Ответа не последовало, но вопли стихли, перестали лететь камни с другого берега. Знаками туземцы показали, чтобы промышленные не переходили ее.
Путники бросили к ногам заплечные мешки и сели, терпеливо ожидая, что будет. В селении к чему-то готовились. Женщины и дети таскали хворост в одно место на излучине реки. На военные приготовления это не походило.
Из юрты вынесли сухой пень наподобие кресла. Вскоре оттуда же с важным видом вышел туземец средних лет с костяной спицей в носу и длинной тощей бородой. Длинноволосый шаман, обвешанный костями, скальпами и пучками трав, с дымящей головешкой в руке побегал-попрыгал вокруг хвороста, разжег костры и стал знаками зазывать гостей.
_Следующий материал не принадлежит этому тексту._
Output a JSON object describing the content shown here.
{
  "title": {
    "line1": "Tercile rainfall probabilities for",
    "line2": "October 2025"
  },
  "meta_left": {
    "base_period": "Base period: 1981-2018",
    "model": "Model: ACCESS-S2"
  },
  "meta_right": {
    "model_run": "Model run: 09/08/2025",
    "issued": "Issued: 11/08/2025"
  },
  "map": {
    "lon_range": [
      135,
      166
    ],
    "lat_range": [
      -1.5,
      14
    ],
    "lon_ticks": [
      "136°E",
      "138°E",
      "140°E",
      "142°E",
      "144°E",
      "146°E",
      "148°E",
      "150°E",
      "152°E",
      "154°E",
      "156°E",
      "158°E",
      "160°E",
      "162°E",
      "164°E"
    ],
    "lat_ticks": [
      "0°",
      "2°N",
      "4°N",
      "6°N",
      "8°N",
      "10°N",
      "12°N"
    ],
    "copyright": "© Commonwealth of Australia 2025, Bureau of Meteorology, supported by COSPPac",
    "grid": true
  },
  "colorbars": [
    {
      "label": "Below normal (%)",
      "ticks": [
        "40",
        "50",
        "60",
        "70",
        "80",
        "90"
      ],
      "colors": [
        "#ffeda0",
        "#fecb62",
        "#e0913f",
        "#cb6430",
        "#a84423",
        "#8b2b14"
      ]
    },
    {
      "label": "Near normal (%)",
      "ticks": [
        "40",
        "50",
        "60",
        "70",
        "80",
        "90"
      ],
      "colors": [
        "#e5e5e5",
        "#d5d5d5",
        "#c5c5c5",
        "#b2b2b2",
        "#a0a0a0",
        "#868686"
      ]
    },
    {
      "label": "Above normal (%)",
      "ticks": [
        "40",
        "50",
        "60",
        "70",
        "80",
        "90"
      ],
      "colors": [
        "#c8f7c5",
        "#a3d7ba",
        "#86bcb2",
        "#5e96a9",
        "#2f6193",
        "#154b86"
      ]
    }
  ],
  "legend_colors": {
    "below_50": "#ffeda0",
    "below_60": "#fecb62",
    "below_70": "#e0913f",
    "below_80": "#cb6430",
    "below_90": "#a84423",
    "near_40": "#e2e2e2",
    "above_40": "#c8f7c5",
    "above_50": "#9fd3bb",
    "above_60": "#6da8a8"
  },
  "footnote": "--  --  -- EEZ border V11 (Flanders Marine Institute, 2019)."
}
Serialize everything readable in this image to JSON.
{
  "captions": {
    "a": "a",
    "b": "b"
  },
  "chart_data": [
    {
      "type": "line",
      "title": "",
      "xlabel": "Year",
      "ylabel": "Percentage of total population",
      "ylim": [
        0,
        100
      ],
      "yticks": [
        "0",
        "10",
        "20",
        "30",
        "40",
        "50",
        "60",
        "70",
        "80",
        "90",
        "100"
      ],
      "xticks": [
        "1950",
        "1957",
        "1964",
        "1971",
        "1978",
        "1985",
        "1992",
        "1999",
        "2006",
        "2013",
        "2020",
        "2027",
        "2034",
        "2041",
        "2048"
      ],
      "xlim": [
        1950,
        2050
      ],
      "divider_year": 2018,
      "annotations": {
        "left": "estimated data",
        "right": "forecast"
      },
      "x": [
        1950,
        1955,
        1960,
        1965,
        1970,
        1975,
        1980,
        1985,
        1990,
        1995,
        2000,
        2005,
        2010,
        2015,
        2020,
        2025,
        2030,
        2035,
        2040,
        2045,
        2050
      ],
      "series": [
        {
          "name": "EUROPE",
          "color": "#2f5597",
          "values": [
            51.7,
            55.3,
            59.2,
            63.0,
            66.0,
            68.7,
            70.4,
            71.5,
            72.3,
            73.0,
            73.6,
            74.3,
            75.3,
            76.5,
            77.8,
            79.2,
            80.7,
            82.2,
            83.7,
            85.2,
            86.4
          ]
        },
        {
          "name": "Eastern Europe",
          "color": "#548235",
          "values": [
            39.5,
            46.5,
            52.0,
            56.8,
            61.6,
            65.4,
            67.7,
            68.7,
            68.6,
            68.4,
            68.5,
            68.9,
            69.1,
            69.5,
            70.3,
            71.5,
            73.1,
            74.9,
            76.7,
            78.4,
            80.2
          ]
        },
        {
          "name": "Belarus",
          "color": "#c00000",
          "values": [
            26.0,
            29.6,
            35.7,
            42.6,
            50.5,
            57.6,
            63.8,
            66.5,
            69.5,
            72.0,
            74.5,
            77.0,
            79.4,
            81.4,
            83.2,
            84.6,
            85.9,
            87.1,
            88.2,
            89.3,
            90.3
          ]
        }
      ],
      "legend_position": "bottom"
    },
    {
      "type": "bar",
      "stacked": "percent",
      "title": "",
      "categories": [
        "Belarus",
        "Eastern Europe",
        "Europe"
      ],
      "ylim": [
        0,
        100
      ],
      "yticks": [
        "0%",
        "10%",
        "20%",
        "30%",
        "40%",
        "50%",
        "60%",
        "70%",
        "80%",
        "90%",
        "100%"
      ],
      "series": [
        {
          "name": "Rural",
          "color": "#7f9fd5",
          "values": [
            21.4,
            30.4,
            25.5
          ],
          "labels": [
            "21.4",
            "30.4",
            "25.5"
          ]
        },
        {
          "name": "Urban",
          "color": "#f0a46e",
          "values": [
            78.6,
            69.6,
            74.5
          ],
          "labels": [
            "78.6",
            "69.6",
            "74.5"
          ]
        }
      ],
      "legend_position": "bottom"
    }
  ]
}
— Скверны боятся! — сказал Лукин. — Зовут пройти через воду и огонь.
Кусков рассмотрев, что на тойоне надета ветхая накидка, натянул поверх чекменя голландскую кружевную рубаху. По знаку подняв свои мешки, промышленные перешли реку в указанном месте, где вода была выше колен.
Затем прошли между пылавших костров. Соблюдя туземное приличие и одарив стоявших рядом с тойоном людей, Лукин повторил:
— У нашего вождя украли жен и продали вашим людям. Мы пришли выкупить их за хорошую цену.
Тойон пошевелил костяной спицей в носу, взглянул на Кускова в белой кружевной рубахе и стал стаскивать с себя накидку. Оставшись в одном наборном поясе со старинным русским кортиком, протянул одежку передовщику. Тот принял ее и с готовностью стянул с себя рубаху. Тойон долго путался в рукавах и кружевах, прежде чем надел ее. По толпе прокатился восхищенный ропот. Лукин, глядя на тойона, тайком перекрестился: в белой рубахе тот походил на истлевшего мертвеца, вставшего из могилы. Кусков накинул дареную накидку поверх чекменя.
Подобревший тойон стал говорить, важно и медленно произнося незнакомые слова. Лукин, не оборачиваясь к Кускову, переводил короткими фразами:
— По описанию — наши бабы! Говорит, куплены дорого, в жертву прежнему умершему тойону, но сородич прельстился на них и выкупил в женки. Он промышляет в полудне пути отсюда. С ним надо говорить… А толпа, как понимаю, требует с нас табак…
Кусков полез в мешок, раздал стоявшим возле тойона и шамана по листочку табака.
— Спросил, откуда у тойона кортик?
Лукин с пониманием кивнул, полопотал еще и процедил сквозь зубы:
— Потом скажу!.. Нам дают кров и пищу, мы — гости селения.